Stablecoins können grenzüberschreitende Zahlungen beschleunigen, könnten jedoch die lokalen Währungen in Ländern mit Inflation oder schwachen Banken schwächen.
Mangelnde Regulierung und schwache KYC-Regeln könnten Stablecoins riskant machen und illegale Finanzaktivitäten ermöglichen.
Ripple prognostiziert, dass Stablecoins im globalen Finanzsystem eine zentrale Rolle spielen werden, wobei bis 2026 50 % der Fortune-500-Unternehmen sie halten sollen.
Der Internationale Währungsfonds (IWF) hat gewarnt, dass Stablecoins die globalen Zahlungen grundlegend verändern könnten, wobei er gleichzeitig große finanzielle Risiken hervorhebt. In einem Beitrag auf seiner offiziellen X-Seite erklärte der IWF, dass die zunehmende Verbreitung von Stablecoins, insbesondere dollargekoppelten, die lokalen Währungen in schwächeren Volkswirtschaften herausfordern könnte.
Die Institution betonte, dass diese digitalen Vermögenswerte vollständig in der Lage seien, die Kontrolle der Zentralbank zu untergraben sowie eine makroökonomische Instabilität zu verursachen, falls das regulatorische Umfeld unklar sei. Zudem wies der IWF darauf hin, dass Stablecoins in Ländern mit hoher Inflation die lokalen Währungen ersetzen könnten.

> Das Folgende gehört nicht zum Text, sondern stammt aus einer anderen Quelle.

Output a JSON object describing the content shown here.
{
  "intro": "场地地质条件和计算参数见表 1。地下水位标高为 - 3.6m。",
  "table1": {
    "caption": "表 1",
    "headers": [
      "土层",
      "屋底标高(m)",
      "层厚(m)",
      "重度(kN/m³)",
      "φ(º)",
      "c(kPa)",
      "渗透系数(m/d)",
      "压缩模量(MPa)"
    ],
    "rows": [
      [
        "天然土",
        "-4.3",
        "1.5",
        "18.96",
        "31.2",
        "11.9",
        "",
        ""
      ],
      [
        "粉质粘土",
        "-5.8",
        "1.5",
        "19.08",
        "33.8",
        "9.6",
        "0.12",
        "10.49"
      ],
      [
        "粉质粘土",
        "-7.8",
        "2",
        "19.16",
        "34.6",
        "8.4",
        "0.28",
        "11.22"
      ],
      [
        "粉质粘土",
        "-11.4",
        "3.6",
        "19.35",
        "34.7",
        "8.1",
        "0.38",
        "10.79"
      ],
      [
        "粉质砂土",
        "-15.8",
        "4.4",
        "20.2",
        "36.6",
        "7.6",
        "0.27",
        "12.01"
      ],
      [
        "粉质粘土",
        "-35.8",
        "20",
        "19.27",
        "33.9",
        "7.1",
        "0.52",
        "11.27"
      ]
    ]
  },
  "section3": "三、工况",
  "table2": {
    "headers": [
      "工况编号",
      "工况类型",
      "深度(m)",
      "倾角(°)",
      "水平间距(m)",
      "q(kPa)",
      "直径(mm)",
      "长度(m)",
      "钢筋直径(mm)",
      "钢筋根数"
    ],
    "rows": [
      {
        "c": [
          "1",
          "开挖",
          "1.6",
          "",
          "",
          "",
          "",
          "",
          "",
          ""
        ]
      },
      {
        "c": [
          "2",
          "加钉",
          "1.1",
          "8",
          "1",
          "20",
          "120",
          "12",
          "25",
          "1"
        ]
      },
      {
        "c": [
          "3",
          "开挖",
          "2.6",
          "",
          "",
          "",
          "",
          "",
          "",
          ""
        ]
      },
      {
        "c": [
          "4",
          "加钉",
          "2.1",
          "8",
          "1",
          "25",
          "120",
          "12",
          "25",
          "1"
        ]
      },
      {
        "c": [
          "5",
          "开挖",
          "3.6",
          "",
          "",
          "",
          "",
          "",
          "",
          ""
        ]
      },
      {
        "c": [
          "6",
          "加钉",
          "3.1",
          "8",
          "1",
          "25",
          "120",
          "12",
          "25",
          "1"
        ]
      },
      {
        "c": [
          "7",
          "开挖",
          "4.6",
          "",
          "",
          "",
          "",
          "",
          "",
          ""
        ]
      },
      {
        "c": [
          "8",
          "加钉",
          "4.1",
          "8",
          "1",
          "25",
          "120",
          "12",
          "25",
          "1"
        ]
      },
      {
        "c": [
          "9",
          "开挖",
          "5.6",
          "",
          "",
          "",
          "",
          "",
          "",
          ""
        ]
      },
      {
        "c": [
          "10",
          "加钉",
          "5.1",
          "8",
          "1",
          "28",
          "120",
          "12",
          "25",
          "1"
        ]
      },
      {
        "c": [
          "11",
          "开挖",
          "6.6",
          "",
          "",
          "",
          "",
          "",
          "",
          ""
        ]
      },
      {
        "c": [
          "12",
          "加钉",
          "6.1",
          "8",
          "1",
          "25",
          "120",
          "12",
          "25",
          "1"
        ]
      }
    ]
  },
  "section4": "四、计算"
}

Darüber hinaus warnte der IWF, dass die Fluchtbewegungen von Kapital mit dem Aufkommen von Stablecoins zunehmen könnten. Geld könnte leicht aus einem Land abfließen, was zu Volatilität führen würde. Auch die fehlende Regulierung wurde als ernsthafte Sorge genannt.
Beispielsweise äußerte der IWF Bedenken hinsichtlich der Frage, wer tatsächlich die Macht im Zusammenhang mit globalen Stablecoins besitzt, sowie darüber, wie widersprüchige Rechtsordnungen Streitigkeiten lösen könnten. Zudem wurden Risiken im Betrieb und bei KYC-Prozessen angesprochen, die das Risiko illegaler Finanzaktivitäten erhöhen könnten.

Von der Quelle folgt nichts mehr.